Out of somewhere comes a border to the painting 2017 No.13. Yesterday I made an effort to find ground. I found a border after I found ground. Seeking is finding. Discovery occurs because of the search. Here it is... here it comes... ready or not!
"Freedom doesn't exist unless you use it." I heard this sentence, and the title of today's blog post, on a T.E.D. Radio Hour broadcast. It seems 85% of people, no matter their nationality or locale, prefer to follow blindly. That is, the majority of humans prefer NOT to challenge the status quo. Why is this relevant to me and my art? Because I must be part of the uncomfortable 15%. I am stuck in a rut: I can do nothing else but challenge my current views. This is annoying. I am never happy. I constantly wonder about the quality of my art, its relevancy to myself and others. Are my observations apposite to the conversation about life and living? I take the easy way out. I don't know! I do know one result of doing this. The process of art is me introspectively examining all that I know. Consequently, I am constantly moving closer to knowing if this work is worth doing. Worth doing? I am on a path that satisfies by following my curiosity. This feels useful and good! But, is my work helpful to others in their quest to be connected, purposeful, and determinant? That too would be useful and good!
Drawings from 1/16/2016, pencil on paper, 16X20 inches
A day in the studio is not number 1, or number 2, or number 3. It is a gathering of information. It is research. Amazingly endless, it teaches while it exalts! Selfish, some would say, because it is paying homage to myself. Seeking myself is as mysterious as seeking a higher order in the universe. It is there and it is to be discovered and revealed. Such is my work.
Ridiculous or profound? The question has been asked by artists over time immemorial and not-so-immemorial. So here I am. Silly, I ask the same question. I am having fun! I am discovering without self-criticism. It is simple. It is happening. It is being. Yesterday's work exhibits a mixture of all my interests. Yes, some plebeian, some cultured, some sophisticated. Are we not all a mix of all of it? Stupid and low-brow is not beyond the most clever, nor is profundity beyond the witless. I accept, if I am to be all that I am, then I must allow all that I contain to spill out and come forth in my art. I am surprised. Is that not a sign of virtuousness?
Drawings from 10/25/2015, all are 16X20 inches, pencil on paper
There are no good words to perfectly describe the methodology of discovery that has overtaken me, so "gronk" it is! This painting is beginning to work for me, as is the drawing.

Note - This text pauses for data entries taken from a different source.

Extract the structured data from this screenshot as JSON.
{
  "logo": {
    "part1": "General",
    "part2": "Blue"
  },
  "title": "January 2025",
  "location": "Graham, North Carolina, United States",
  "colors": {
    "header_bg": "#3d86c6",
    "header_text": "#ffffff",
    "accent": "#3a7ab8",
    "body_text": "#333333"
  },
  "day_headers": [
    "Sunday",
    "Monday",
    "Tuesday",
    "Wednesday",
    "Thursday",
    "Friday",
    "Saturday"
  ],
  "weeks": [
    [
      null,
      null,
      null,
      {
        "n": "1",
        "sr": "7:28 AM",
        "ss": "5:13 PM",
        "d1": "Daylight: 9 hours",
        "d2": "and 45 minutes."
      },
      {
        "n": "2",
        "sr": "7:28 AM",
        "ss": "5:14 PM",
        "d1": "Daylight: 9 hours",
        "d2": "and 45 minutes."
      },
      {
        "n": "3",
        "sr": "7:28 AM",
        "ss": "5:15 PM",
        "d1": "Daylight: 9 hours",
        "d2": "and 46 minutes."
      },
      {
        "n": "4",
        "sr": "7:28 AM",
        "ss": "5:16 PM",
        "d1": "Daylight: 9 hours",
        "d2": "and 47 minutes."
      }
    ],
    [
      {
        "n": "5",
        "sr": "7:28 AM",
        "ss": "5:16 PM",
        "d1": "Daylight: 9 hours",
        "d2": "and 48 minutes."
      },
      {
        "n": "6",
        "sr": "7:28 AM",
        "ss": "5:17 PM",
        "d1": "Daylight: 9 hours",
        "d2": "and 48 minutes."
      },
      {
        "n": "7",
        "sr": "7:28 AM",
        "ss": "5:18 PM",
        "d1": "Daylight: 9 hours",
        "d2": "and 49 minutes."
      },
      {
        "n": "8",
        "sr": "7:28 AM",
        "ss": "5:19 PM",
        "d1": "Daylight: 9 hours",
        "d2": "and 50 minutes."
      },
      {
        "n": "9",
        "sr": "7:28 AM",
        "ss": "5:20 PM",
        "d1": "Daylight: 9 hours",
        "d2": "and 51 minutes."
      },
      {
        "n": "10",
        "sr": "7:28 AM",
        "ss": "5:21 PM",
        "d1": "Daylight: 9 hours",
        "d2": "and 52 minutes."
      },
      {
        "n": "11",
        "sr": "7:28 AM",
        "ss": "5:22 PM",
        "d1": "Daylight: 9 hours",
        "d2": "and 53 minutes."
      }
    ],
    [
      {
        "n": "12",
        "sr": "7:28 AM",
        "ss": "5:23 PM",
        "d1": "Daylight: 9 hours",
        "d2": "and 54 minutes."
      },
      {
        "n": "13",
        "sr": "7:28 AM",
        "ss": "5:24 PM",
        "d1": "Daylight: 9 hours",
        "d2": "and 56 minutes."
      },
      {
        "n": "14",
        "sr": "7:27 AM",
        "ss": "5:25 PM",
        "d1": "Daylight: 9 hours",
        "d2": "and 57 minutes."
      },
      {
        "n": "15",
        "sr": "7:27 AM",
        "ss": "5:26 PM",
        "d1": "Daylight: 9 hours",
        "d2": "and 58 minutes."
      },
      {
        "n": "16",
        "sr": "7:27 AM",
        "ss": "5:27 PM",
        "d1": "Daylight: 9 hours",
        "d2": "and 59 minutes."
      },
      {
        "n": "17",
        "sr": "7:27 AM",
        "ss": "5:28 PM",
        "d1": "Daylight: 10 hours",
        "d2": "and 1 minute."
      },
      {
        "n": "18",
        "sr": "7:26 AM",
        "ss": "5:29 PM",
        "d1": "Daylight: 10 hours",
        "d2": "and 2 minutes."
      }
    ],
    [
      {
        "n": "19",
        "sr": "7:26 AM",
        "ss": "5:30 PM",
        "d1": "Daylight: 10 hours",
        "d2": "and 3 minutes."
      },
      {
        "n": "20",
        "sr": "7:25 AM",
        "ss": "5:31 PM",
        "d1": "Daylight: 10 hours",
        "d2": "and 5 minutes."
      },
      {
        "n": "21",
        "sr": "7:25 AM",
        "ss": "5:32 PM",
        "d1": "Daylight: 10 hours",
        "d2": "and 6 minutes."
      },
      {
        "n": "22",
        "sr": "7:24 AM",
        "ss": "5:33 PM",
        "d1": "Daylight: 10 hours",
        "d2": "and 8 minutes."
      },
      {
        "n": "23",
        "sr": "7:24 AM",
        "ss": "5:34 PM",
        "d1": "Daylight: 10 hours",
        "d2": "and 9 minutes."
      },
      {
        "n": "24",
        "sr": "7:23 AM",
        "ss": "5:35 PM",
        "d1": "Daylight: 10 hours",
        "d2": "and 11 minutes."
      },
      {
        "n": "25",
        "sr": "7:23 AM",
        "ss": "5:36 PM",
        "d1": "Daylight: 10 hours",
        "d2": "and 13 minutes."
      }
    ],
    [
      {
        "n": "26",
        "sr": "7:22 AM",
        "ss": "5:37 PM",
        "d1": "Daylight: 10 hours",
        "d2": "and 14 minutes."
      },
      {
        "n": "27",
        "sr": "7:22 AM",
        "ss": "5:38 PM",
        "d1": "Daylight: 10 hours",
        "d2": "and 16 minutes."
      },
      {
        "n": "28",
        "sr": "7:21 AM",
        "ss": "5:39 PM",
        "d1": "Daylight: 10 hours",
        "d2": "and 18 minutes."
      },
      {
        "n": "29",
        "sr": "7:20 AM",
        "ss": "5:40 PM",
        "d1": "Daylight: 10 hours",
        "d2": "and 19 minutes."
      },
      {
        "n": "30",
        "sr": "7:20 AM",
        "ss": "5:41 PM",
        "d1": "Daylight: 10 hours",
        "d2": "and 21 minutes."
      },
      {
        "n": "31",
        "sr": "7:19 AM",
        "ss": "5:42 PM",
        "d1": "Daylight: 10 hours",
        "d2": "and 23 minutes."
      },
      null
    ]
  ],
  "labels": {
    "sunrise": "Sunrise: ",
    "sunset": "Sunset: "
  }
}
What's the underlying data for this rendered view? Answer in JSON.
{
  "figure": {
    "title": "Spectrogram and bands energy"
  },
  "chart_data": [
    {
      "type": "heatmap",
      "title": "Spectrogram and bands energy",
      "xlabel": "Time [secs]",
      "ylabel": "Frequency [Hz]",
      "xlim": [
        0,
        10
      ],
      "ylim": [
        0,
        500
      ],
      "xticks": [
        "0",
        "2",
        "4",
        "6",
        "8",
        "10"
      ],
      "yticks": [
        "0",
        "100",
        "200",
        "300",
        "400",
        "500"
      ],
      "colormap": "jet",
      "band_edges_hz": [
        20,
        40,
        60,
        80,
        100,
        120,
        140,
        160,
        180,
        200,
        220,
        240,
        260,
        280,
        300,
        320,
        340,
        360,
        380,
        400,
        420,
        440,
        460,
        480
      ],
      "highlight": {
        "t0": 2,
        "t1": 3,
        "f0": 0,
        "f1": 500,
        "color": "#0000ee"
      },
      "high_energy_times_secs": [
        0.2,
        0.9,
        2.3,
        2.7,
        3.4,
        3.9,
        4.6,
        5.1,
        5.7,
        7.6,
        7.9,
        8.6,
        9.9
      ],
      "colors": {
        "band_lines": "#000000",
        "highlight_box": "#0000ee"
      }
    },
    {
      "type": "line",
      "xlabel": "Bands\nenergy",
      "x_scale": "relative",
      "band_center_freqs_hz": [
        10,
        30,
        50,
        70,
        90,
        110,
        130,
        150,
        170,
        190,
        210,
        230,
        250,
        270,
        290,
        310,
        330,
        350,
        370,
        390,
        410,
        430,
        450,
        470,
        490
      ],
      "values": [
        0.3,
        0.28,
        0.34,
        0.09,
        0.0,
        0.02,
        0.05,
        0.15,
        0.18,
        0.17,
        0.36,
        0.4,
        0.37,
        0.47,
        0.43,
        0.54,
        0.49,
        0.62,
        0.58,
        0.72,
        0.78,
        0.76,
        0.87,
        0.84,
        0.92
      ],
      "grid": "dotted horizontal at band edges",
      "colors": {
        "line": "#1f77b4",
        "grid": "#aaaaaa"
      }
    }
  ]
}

I am unable to do better than simply draw without consciously needing to know direction or eventual outcome. I am not an artist who plans well. My art is not trying to illustrate, nor describe that which I know. I am trying to discover that which I do not consciously know, that which exists within me but I do not know. I am walking a road of self-discovery, not a road with sign-posts and advertisement billboards. The amazing thing I report today is my wonderment over the discovery that my unknowing is the subject of my art. The only way I know to allow this happen is to approach drawing relentlessly, with no preconceived direction. This seems impossible, since picking up a pencil is a preconceived direction. The manner in which my muscle memory makes lines is a preconceived direction. Training oneself is necessary, but it is, possibly, a hindrance in an activity such as mine.
Yesterday's second drawing is more openly discovered than the first. It led me to a more open approach to the head in the painting Tele-Vision. I return to the studio today with this in mind.
Drawings from 07/29/2015, both pencil on paper, 16X20 inches
I do not want, or need, to say much about yesterday's drawing. it surprised me! I feel a WOW! factor when I look at it. Besides the subject matter being "found", there is also the finding of so much more, i.e. forms invented, space invented, values subtly altered to create movement and light, and the use of line to move the viewer rhythmically and to stretch out the perspective. Wow! I am surprised and impressed.
Open and close. Find and lose. Back and forth. Up and down. Form and chaos. Light and darkness. Color and whiteness. Discover and seek. Succeed and fail. Yes and no. Right and wrong. Earth and heaven. Temperate and hell. Good and bad. Acceptance and rejection. Active and passive. Presence and absence. I am here. I am uncovering ways to do all of the former, to deal with all of the latter. Through effort I am detecting, perceiving, and apprehending art that corresponds to myself. Hopefully this art's end is communication with those that view my art.
Who knew? Not me. This stuff I am making looks well defined, but still rough. Rough? Yes, because I am grasping at a set of images that are tumbling around in my confused, yet open, psyche. Art is where the anima and the persona meet. My persona never feels quite right, as if there is a little fake going on, like a running back, whose goal is clear, but whose path in getting there in not. Maybe the reason football is so much fun to watch is its clarity of goal. Art? Not so much! Watching me flail around is probably more fun for you then for me. There are days, like today, that I seriously question my means of getting "there", wherever "there" is.
Be sure to click on the drawings' reproductions for enlarged images. These are very good drawings! The surprise of "now for something completely different" is upon me. I do know what each drawing will bring. These drawings are discoveries made visual. I have given into the flow. As trite as this looks when written, it is reality.